La démission est la rupture du contrat de travail à l’initiative du salarié

Faute de définition légale, la démission a été définie par la jurisprudence comme « un acte unilatéral par lequel le salarié manifeste de façon claire et non équivoque sa volonté de rompre le contrat de travail » ( Cass. soc., 9 mai 2007, no 05-40.315 ).

Un salarié en CDD ne peut pas démissionner, sauf accord de l’employeur ou proposition d’embauche en CDI. Les titulaires de certains CDD de type particulier peuvent mettre un terme à leur contrat pour occuper un autre emploi, suivre une formation (contrats aidés) ou parce qu’ils ont obtenu le diplôme ou le titre préparé (contrat d’apprentissage, sous réserve d’informer son employeur par écrit au moins 2 mois à l’avance).
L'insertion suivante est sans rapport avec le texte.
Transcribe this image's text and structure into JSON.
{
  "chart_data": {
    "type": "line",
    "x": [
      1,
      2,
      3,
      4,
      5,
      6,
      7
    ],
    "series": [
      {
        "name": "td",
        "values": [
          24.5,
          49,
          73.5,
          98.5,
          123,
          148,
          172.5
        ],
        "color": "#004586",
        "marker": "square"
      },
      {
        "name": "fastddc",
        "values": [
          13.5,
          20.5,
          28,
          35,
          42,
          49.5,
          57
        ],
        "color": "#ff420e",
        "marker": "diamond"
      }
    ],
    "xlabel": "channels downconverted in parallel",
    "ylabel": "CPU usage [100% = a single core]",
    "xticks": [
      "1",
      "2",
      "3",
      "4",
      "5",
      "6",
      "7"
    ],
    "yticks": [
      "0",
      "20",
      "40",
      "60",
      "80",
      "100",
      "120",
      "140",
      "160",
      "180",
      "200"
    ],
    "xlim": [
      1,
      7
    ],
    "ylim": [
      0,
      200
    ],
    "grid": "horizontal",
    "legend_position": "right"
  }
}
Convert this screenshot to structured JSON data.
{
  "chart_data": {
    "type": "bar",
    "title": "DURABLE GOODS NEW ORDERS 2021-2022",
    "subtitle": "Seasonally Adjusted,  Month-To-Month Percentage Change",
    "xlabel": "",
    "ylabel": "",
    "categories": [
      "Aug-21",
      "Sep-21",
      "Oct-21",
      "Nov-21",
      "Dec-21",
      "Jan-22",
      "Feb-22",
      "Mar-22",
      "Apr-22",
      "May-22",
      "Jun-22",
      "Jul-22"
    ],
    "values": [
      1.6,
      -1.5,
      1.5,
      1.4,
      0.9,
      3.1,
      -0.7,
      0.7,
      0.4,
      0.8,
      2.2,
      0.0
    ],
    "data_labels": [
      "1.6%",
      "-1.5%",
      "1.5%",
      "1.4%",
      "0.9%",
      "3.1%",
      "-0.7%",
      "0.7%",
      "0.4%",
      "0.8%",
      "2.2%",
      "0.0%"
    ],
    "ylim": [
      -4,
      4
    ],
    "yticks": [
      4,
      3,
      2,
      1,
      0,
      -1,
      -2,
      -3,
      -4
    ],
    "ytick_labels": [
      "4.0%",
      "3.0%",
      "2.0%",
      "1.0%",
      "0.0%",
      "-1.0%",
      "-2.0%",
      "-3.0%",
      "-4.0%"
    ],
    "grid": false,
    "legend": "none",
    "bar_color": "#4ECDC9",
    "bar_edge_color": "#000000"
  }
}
La démission n’est soumise à aucun formalisme particulier

Aucune forme particulière n’est exigée pour présenter sa démission : elle peut être verbale, écrite ou résulter d’un comportement sans ambiguïté du salarié. Toutefois, le salarié a intérêt à remettre sa démission par écrit, si possible par lettre recommandée avec avis de réception.

Certaines conventions collectives exigent d’ailleurs que la démission soit présentée sous cette forme.

Remarque

Lorsque le salarié présente oralement sa démission, l’employeur a tout intérêt à en accuser réception par écrit.

La démission doit être claire et non équivoque, sous peine de contestation

La démission doit résulter d’une manifestation claire et non équivoque du salarié de rompre son contrat de travail. Sinon, elle pourra être annulée si le salarié invoque un vice du consentement, ou requalifiée en prise d’acte si elle résulte d’un comportement fautif de l’employeur.

Si la lettre de démission du salarié fait état de manquements de l’employeur à ses obligations contractuelles et qu’il résulte de circonstances antérieures ou contemporaines de la démission qu’à la date où elle a été donnée, elle était équivoque, la rupture est requalifiée en prise d’acte.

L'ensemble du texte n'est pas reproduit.